A maioria das visitas veio de apenas dois animais, Honeyeaters de bochechas brancas, aves de até cerca de 20 cm / 8 polegadas de comprimento e Planadores de açúcar, gambás semelhantes aos esquilos voadores e um pouco maiores que os comedores de mel. O número de visitas observadas indicou que a falta de polinizadores não é o problema, mas apenas um local parecia ter muitos folículos desenvolvendo sementes, e aqui dizem que Bell e seus colegas são a pista para o problema Banksia confere enfrenta porque este local teve um incêndio relativamente recente.

“Flat Nellie, o único local onde folículos abundantes foram produzidos nos últimos anos, queimou duas vezes na história registrada, ou seja, 63 e 11 anos atrás”, escrevem Bell e colegas. “Em contraste, Beech Road e Big Nellie queimaram pela última vez há 56 e 63 anos, respectivamente, e os indivíduos atuais nesses dois locais agora têm idade considerável. O incêndio mais recente em Flat Nellie explica a prevalência de banksia indivíduos de estatura mais baixa (presumivelmente todos os novos germinantes, mas possivelmente também indivíduos rebrotados mais velhos de lignotúbers e/ou rebentos de raízes laterais), e é provável que melhor floração e frutificação tenham ocorrido aqui porque as plantas (ou rametes) são mais jovens.”

Uma inflorescência de Banksia conferta, parecendo um microfone peludo para uma transmissão externa, após ser encharcada com poeira amarela.
Banksia confere no Jardim Botânico Nacional Australiano. Imagem: Murray Fagg/Wikimedia Commons.

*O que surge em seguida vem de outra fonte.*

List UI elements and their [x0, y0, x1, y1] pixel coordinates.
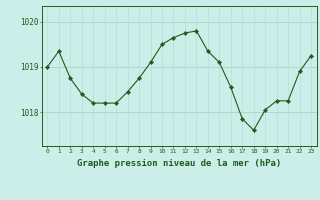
- X-axis label: Graphe pression niveau de la mer (hPa): Graphe pression niveau de la mer (hPa): [77, 159, 281, 168]
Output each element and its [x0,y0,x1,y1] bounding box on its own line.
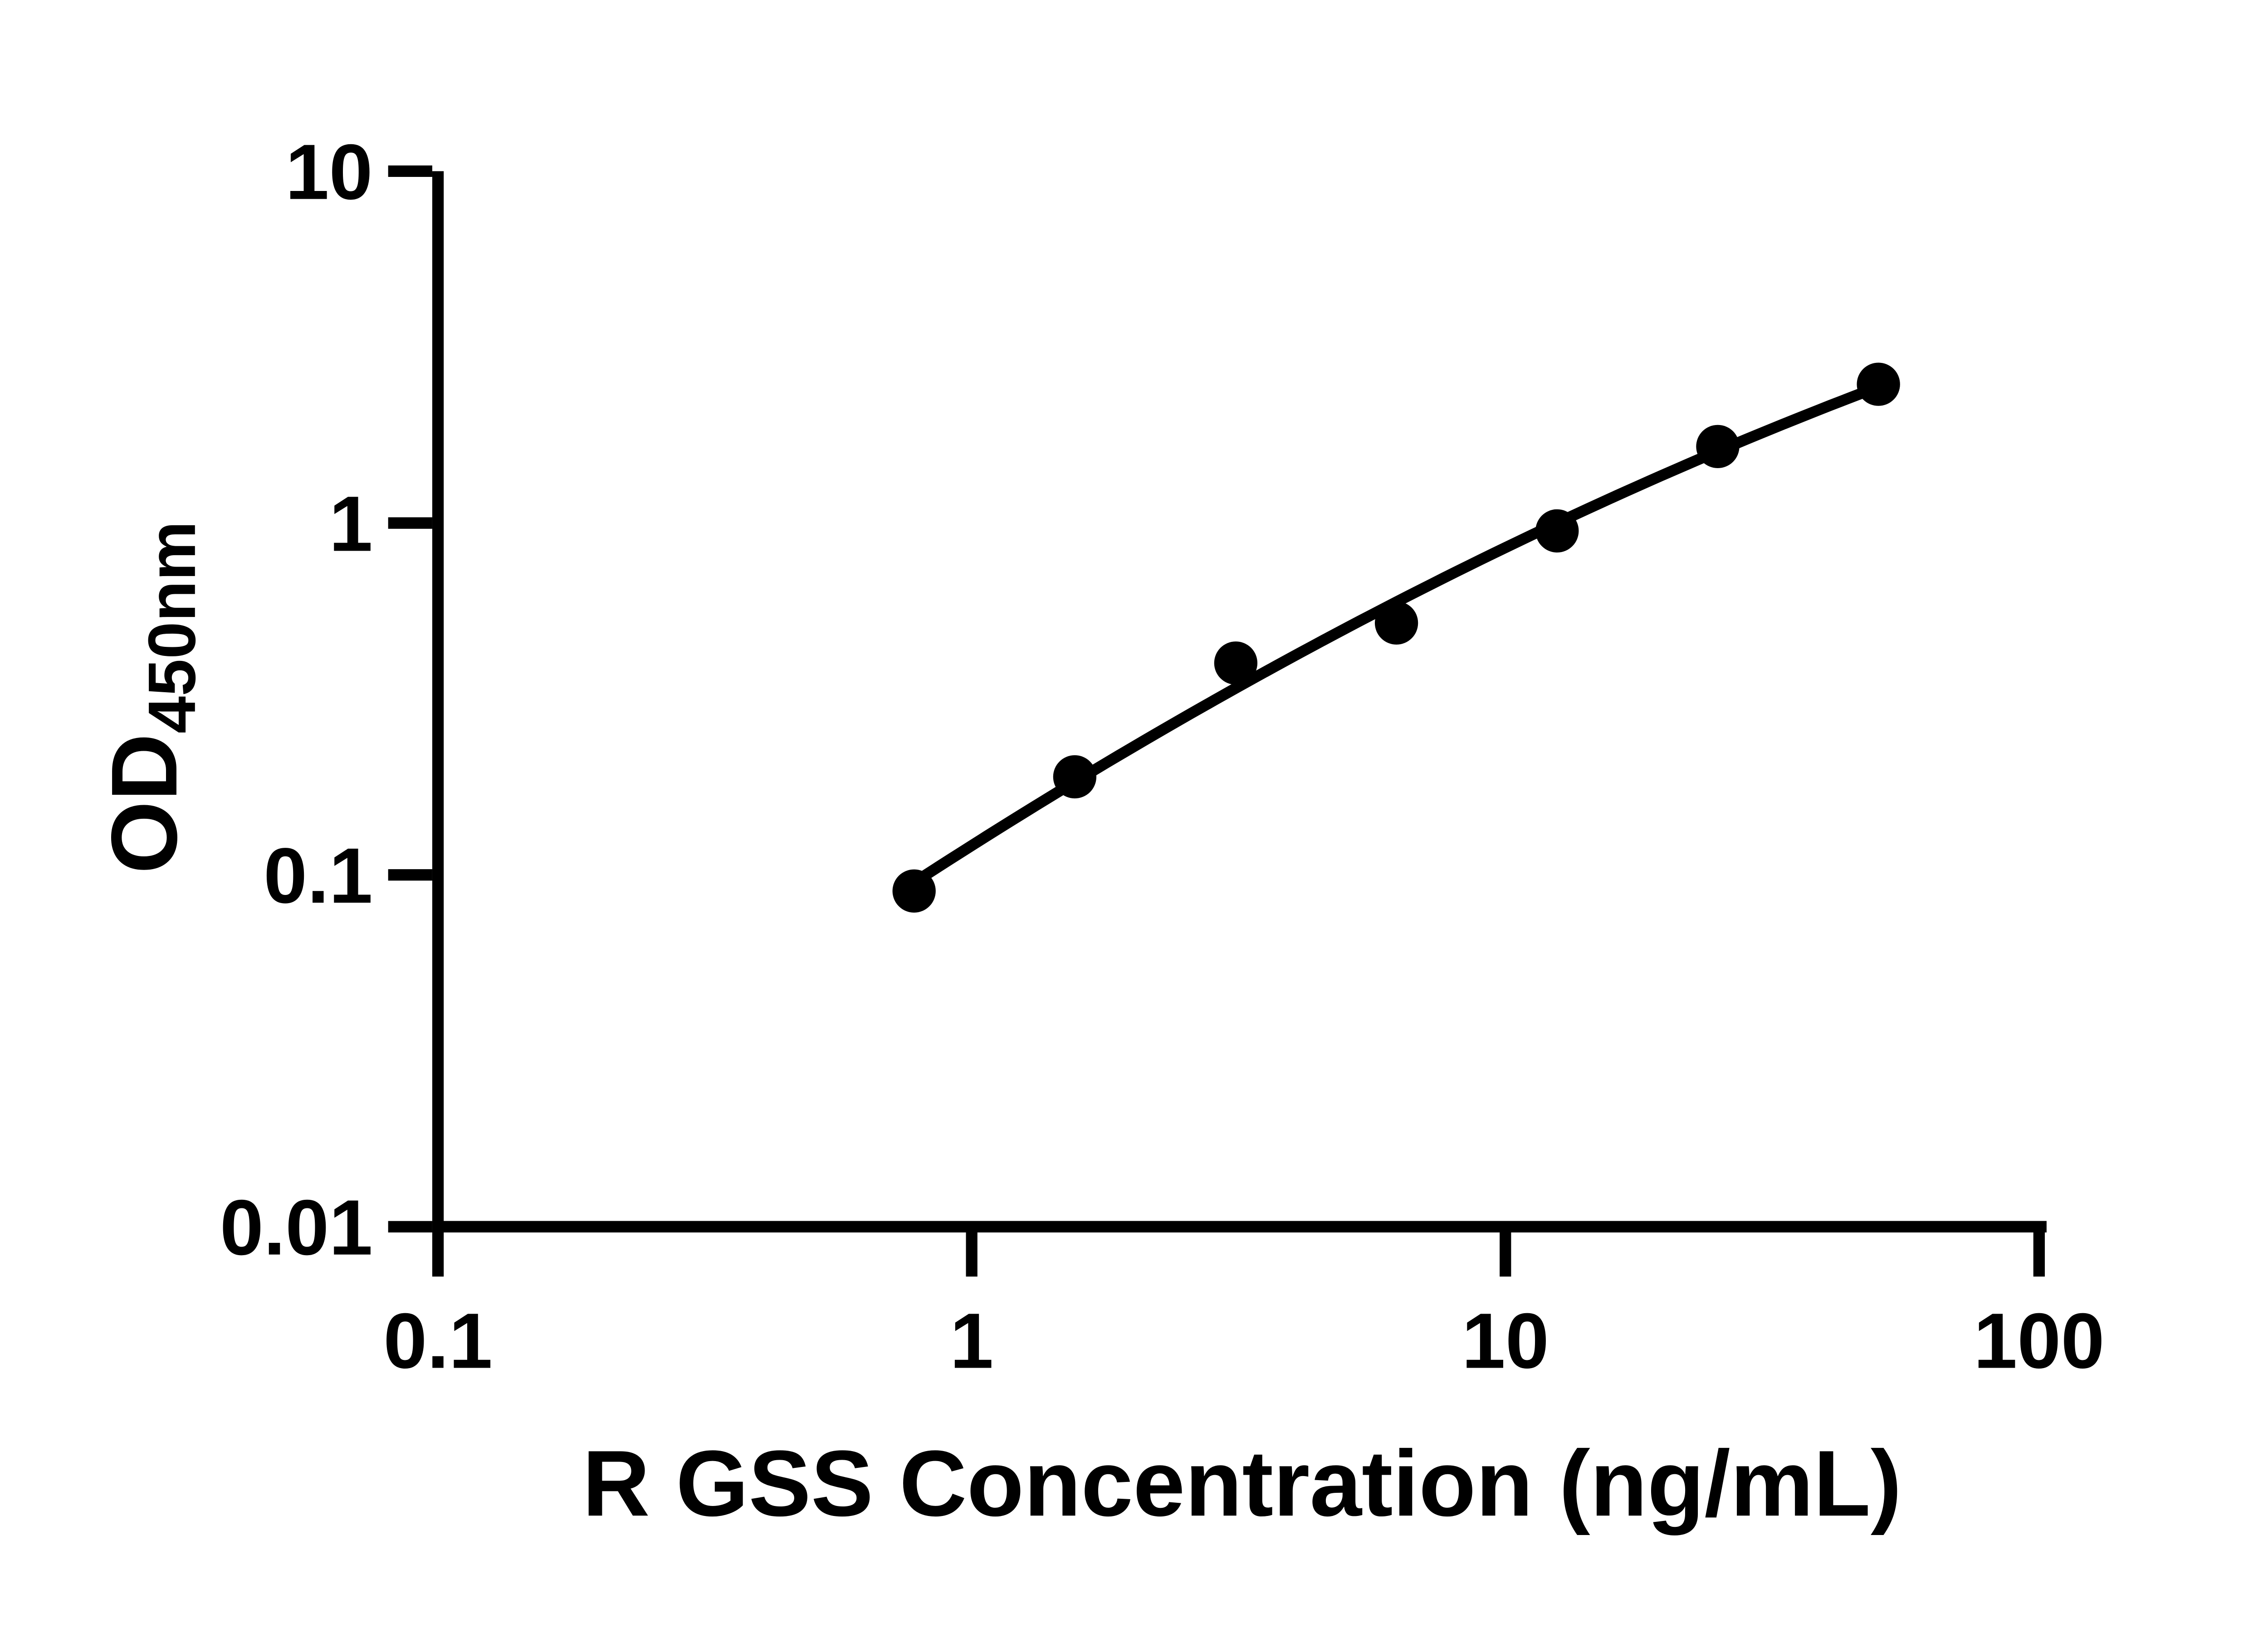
plot-background [0,22,2268,1611]
data-points-group [892,362,1900,913]
y-tick-label: 1 [329,479,372,567]
y-axis-title: OD450nm [92,521,210,874]
x-tick-label: 10 [1461,1296,1549,1384]
y-axis-title-main: OD [92,733,196,874]
y-axis-title-subscript: 450nm [135,521,210,733]
y-tick-label: 0.1 [264,831,373,919]
x-tick-label: 100 [1974,1296,2105,1384]
ticks-group [388,165,2045,1277]
data-point [1214,641,1258,685]
data-point [1535,509,1579,552]
x-tick-label: 1 [950,1296,993,1384]
axes-spines [432,171,2047,1232]
x-tick-label: 0.1 [383,1296,493,1384]
data-point [1857,362,1900,406]
y-tick-label: 10 [285,128,373,216]
y-tick-label: 0.01 [220,1183,373,1271]
data-point [1053,755,1097,799]
x-axis-title: R GSS Concentration (ng/mL) [582,1431,1902,1535]
data-point [1696,425,1740,469]
data-point [892,869,936,913]
data-point [1374,601,1418,645]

Muitos banksia plantas usam fogo como parte de sua estratégia de reprodução, liberando as sementes após o fogo. Como alguns dos locais do estudo não foram queimados, qualquer nova muda que tentasse se estabelecer enfrentaria forte, mas envelhecida oposição.

“[A] ausência de fogo nas populações de Beech Road e Big Nellie por mais de 55 anos continua sendo uma preocupação, e com observações relatadas aqui de baixa produção de folículos (apesar da presença de polinizadores) e folículos mais velhos em decomposição, parece provável que pouco novo recrutamento ocorrerá sem intervenção. Felizmente, a capacidade dessa espécie de rebrotar de lignotúbers e raízes subterrâneas deve garantir a persistência durante a seca e outros estressores enquanto aguarda o fogo”, escrevem Bell e colegas.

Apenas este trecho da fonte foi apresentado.